Bloom’s Taxonomy is a teaching strategy developed in 1956 by Benjamin Bloom outlining a series of learning categories, from remembering to creating; each category builds on the mastery of the previous one. The original six categories of Bloom’s Taxonomy were revised slightly in 2000 to reflect 21st century relevance and now list Remembering, Understanding, Applying, Analyzing, Evaluating and Creating. Even though preschool children are emergent readers and writers, they can learn science through all the levels of Bloom’s Taxonomy with a few simple read-alouds, well-chosen questions and hands-on activities.

Remembering: can the student recall or remember the information?

Understanding: can the student explain ideas or concepts?

Applying: can the student use the information in a new way?

Analyzing: can the student distinguish between the different parts?

Evaluating: can the student justify a stand or decision?

Creating: can the student create new product or point of view?

Bloom Taxonomy Teaching Approach Example in Star America


Our Teacher read aloud the information during circle time.
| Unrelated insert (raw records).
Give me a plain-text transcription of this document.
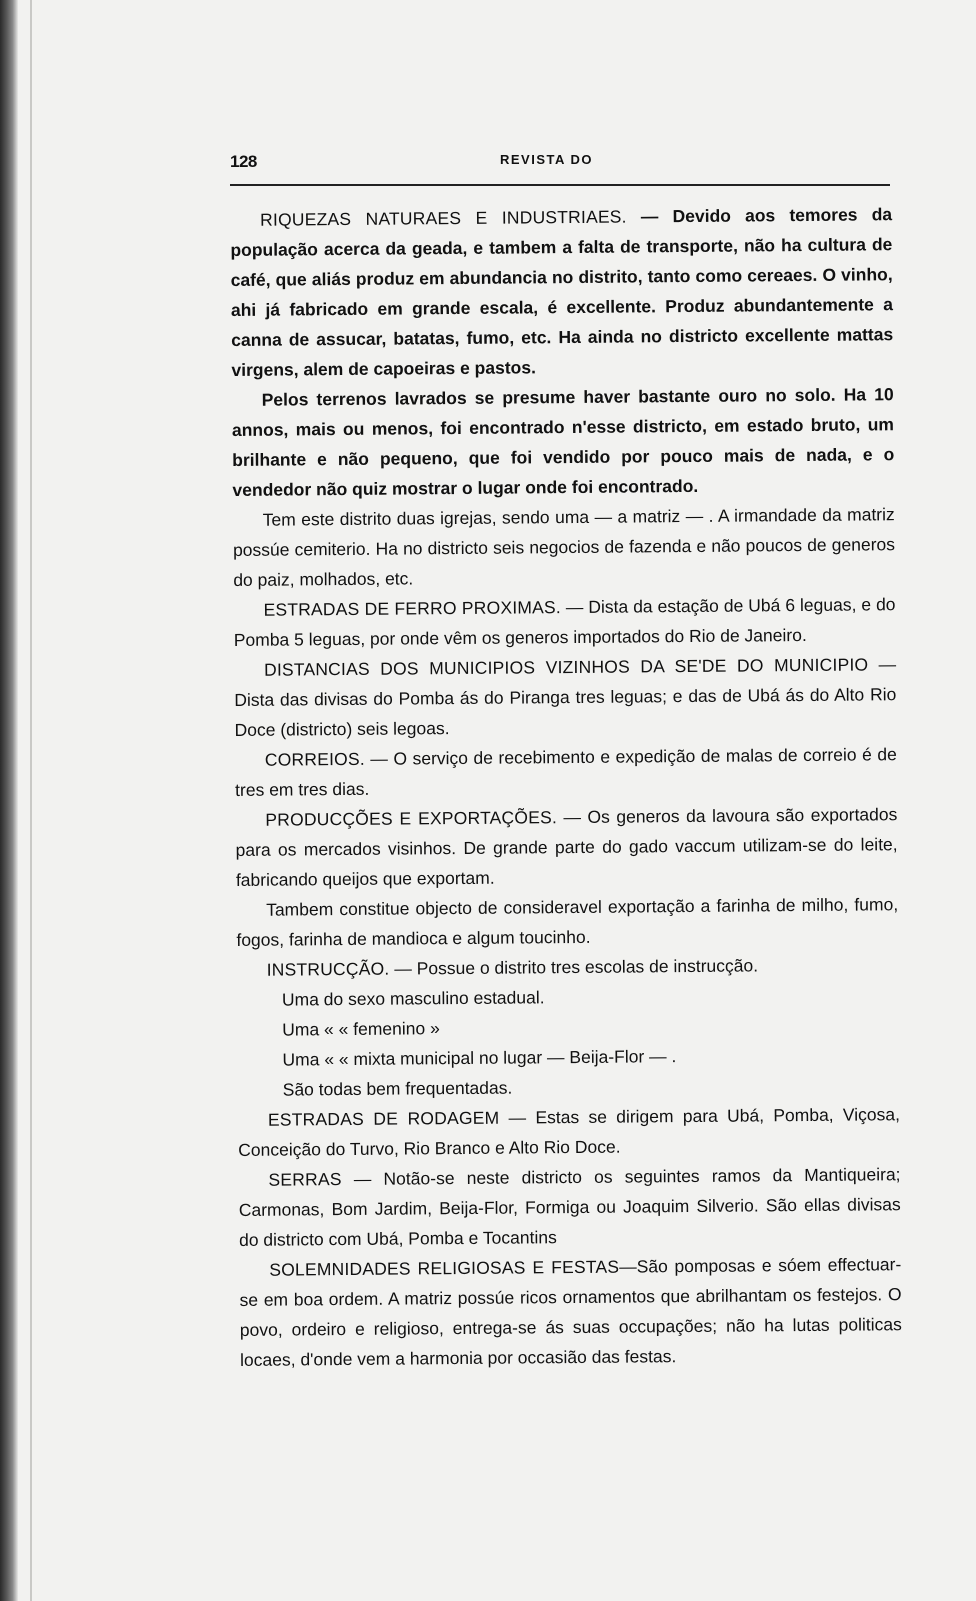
128	REVISTA DO

RIQUEZAS NATURAES E INDUSTRIAES. — Devido aos temores da população acerca da geada, e tambem a falta de transporte, não ha cultura de café, que aliás produz em abundancia no distrito, tanto como cereaes. O vinho, ahi já fabricado em grande escala, é excellente. Produz abundantemente a canna de assucar, batatas, fumo, etc. Ha ainda no districto excellente mattas virgens, alem de capoeiras e pastos.

Pelos terrenos lavrados se presume haver bastante ouro no solo. Ha 10 annos, mais ou menos, foi encontrado n'esse districto, em estado bruto, um brilhante e não pequeno, que foi vendido por pouco mais de nada, e o vendedor não quiz mostrar o lugar onde foi encontrado.

Tem este distrito duas igrejas, sendo uma — a matriz — . A irmandade da matriz possúe cemiterio. Ha no districto seis negocios de fazenda e não poucos de generos do paiz, molhados, etc.

ESTRADAS DE FERRO PROXIMAS. — Dista da estação de Ubá 6 leguas, e do Pomba 5 leguas, por onde vêm os generos importados do Rio de Janeiro.

DISTANCIAS DOS MUNICIPIOS VIZINHOS DA SE'DE DO MUNICIPIO — Dista das divisas do Pomba ás do Piranga tres leguas; e das de Ubá ás do Alto Rio Doce (districto) seis legoas.

CORREIOS. — O serviço de recebimento e expedição de malas de correio é de tres em tres dias.

PRODUCÇÕES E EXPORTAÇÕES. — Os generos da lavoura são exportados para os mercados visinhos. De grande parte do gado vaccum utilizam-se do leite, fabricando queijos que exportam.

Tambem constitue objecto de consideravel exportação a farinha de milho, fumo, fogos, farinha de mandioca e algum toucinho.

INSTRUCÇÃO. — Possue o distrito tres escolas de instrucção.

Uma do sexo masculino estadual.

Uma « « femenino »

Uma « « mixta municipal no lugar — Beija-Flor — .

São todas bem frequentadas.

ESTRADAS DE RODAGEM — Estas se dirigem para Ubá, Pomba, Viçosa, Conceição do Turvo, Rio Branco e Alto Rio Doce.

SERRAS — Notão-se neste districto os seguintes ramos da Mantiqueira; Carmonas, Bom Jardim, Beija-Flor, Formiga ou Joaquim Silverio. São ellas divisas do districto com Ubá, Pomba e Tocantins

SOLEMNIDADES RELIGIOSAS E FESTAS—São pomposas e sóem effectuar-se em boa ordem. A matriz possúe ricos ornamentos que abrilhantam os festejos. O povo, ordeiro e religioso, entrega-se ás suas occupações; não ha lutas politicas locaes, d'onde vem a harmonia por occasião das festas.
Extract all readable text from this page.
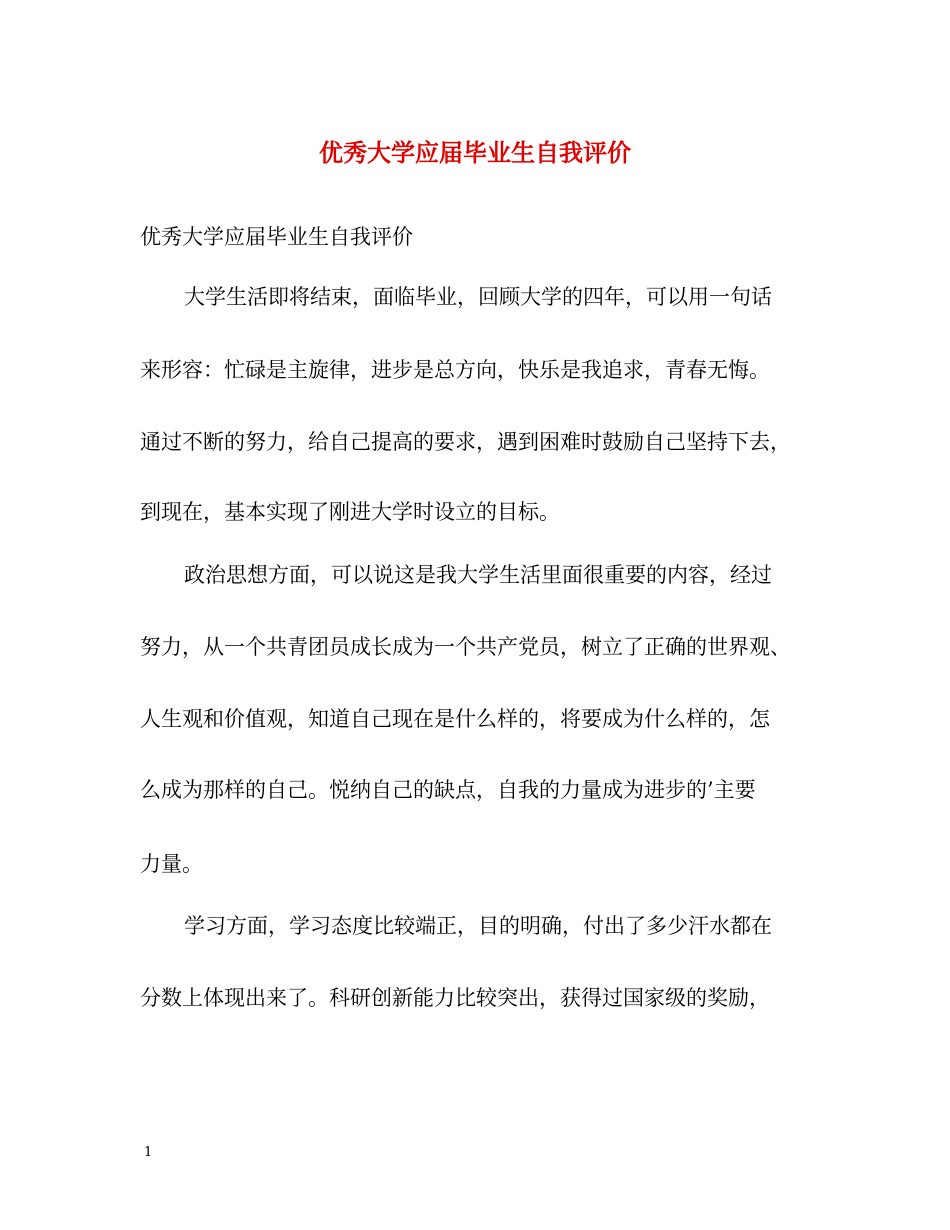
优秀大学应届毕业生自我评价
优秀大学应届毕业生自我评价
大学生活即将结束，面临毕业，回顾大学的四年，可以用一句话
来形容：忙碌是主旋律，进步是总方向，快乐是我追求，青春无悔。
通过不断的努力，给自己提高的要求，遇到困难时鼓励自己坚持下去，
到现在，基本实现了刚进大学时设立的目标。
政治思想方面，可以说这是我大学生活里面很重要的内容，经过
努力，从一个共青团员成长成为一个共产党员，树立了正确的世界观、
人生观和价值观，知道自己现在是什么样的，将要成为什么样的，怎
么成为那样的自己。悦纳自己的缺点，自我的力量成为进步的’主要
力量。
学习方面，学习态度比较端正，目的明确，付出了多少汗水都在
分数上体现出来了。科研创新能力比较突出，获得过国家级的奖励，
1
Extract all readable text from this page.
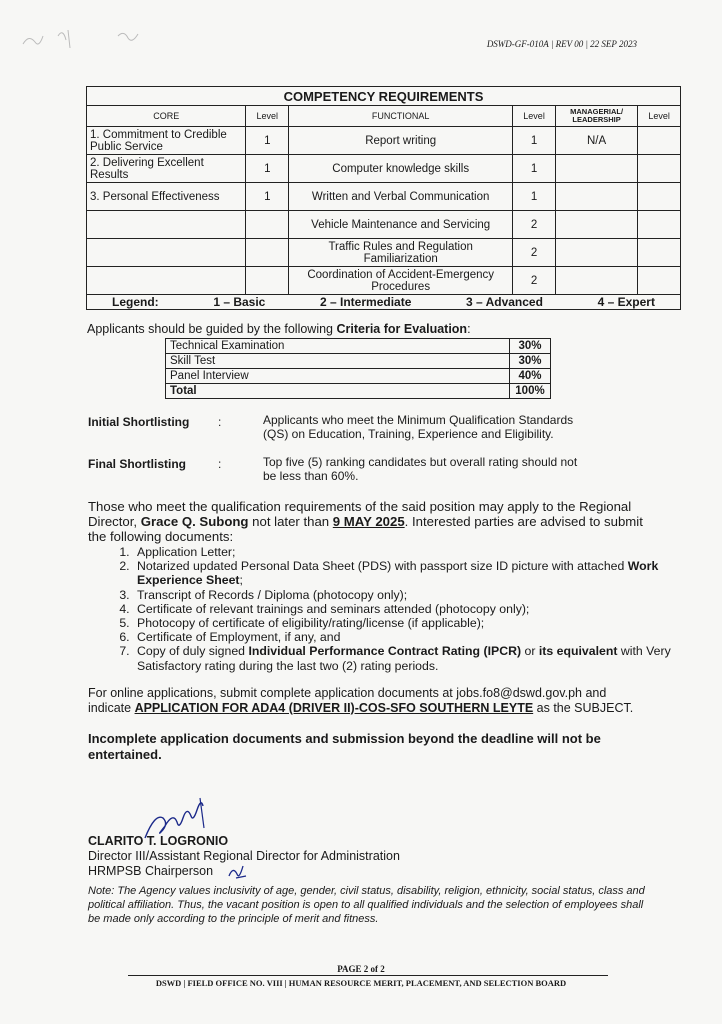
DSWD-GF-010A | REV 00 | 22 SEP 2023
COMPETENCY REQUIREMENTS					
CORE	Level	FUNCTIONAL	Level	MANAGERIAL/ LEADERSHIP	Level
1. Commitment to Credible Public Service	1	Report writing	1	N/A	
2. Delivering Excellent Results	1	Computer knowledge skills	1		
3. Personal Effectiveness	1	Written and Verbal Communication	1		
		Vehicle Maintenance and Servicing	2		
		Traffic Rules and Regulation Familiarization	2		
		Coordination of Accident-Emergency Procedures	2		

Legend: 1 – Basic 2 – Intermediate 3 – Advanced 4 – Expert					
Applicants should be guided by the following Criteria for Evaluation:
Technical Examination	30%
Skill Test	30%
Panel Interview	40%
Total	100%
Initial Shortlisting :	Applicants who meet the Minimum Qualification Standards (QS) on Education, Training, Experience and Eligibility.
Final Shortlisting	:	Top five (5) ranking candidates but overall rating should not be less than 60%.
Those who meet the qualification requirements of the said position may apply to the Regional Director, Grace Q. Subong not later than 9 MAY 2025. Interested parties are advised to submit the following documents:
1. Application Letter;
2. Notarized updated Personal Data Sheet (PDS) with passport size ID picture with attached Work Experience Sheet;
3. Transcript of Records / Diploma (photocopy only);
4. Certificate of relevant trainings and seminars attended (photocopy only);
5. Photocopy of certificate of eligibility/rating/license (if applicable);
6. Certificate of Employment, if any, and
7. Copy of duly signed Individual Performance Contract Rating (IPCR) or its equivalent with Very Satisfactory rating during the last two (2) rating periods.
For online applications, submit complete application documents at jobs.fo8@dswd.gov.ph and indicate APPLICATION FOR ADA4 (DRIVER II)-COS-SFO SOUTHERN LEYTE as the SUBJECT.
Incomplete application documents and submission beyond the deadline will not be entertained.
CLARITO T. LOGRONIO
Director III/Assistant Regional Director for Administration
HRMPSB Chairperson
Note: The Agency values inclusivity of age, gender, civil status, disability, religion, ethnicity, social status, class and political affiliation. Thus, the vacant position is open to all qualified individuals and the selection of employees shall be made only according to the principle of merit and fitness.
PAGE 2 of 2
DSWD | FIELD OFFICE NO. VIII | HUMAN RESOURCE MERIT, PLACEMENT, AND SELECTION BOARD
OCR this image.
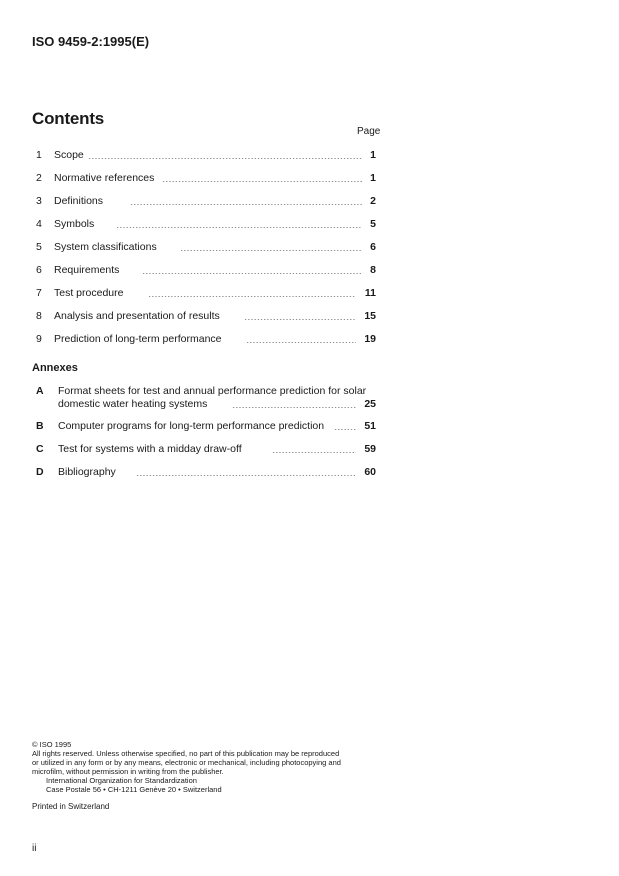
ISO 9459-2:1995(E)
Contents
Page
1 Scope	1
2 Normative references	1
3 Definitions	2
4 Symbols	5
5 System classifications	6
6 Requirements	8
7 Test procedure	11
8 Analysis and presentation of results	15
9 Prediction of long-term performance	19
Annexes
A Format sheets for test and annual performance prediction for solar
domestic water heating systems	25
B Computer programs for long-term performance prediction	51
C Test for systems with a midday draw-off	59
D Bibliography	60
© ISO 1995
All rights reserved. Unless otherwise specified, no part of this publication may be reproduced
or utilized in any form or by any means, electronic or mechanical, including photocopying and
microfilm, without permission in writing from the publisher.
International Organization for Standardization
Case Postale 56 • CH-1211 Genève 20 • Switzerland
Printed in Switzerland
ii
Simple picture books or short videos that tell about the life cycle of the butterfly or the seasons of the year are usually short and brightly illustrated to keep our children’s attention.

Help the children remember the basic information — the first stage of Bloom’s Taxonomy — by repeating it and asking them to repeat it back to you. Have children list the stages of the butterfly cycle or the seasons of the year, for example. Describe a stage of the butterfly life cycle or characteristics of a season for the children to identify.

Ask children specific questions about the subject to increase understanding. In the butterfly example, show the children a picture of a caterpillar or find different stages of the butterfly life cycle in a butterfly garden and ask children to identify the stage and what stage will it become next. Instruct children to observe the weather to identify which season it is now and which season comes next.

Have children apply what they’ve learned. Put pictures of the butterfly life cycle in random order and have children re-order the pictures correctly. Have children draw accurate representations of the season of the year, demonstrating that the children can apply what they’ve learned.

Provide opportunities for the children to analyze the information. Present information on the life cycle of the moth and ask children to compare and contrast the moth and the butterfly cycle. Have children describe the similarities and differences in the landscape between different seasons.

Ask questions that allow children to evaluate the information and draw conclusions. Why do butterflies lay their eggs on the underside of plant leaves? Why are butterflies attracted to certain plants? Why the trees do leaves change colors in autumn? Why does it snow in winter?

Instruct children to create something new based on all of the information they explored in the lesson. Have children create a fictional story based on the life of a butterfly or design a butterfly garden. Instruct children to design a new tool for removing snow in the winter or all-season clothing.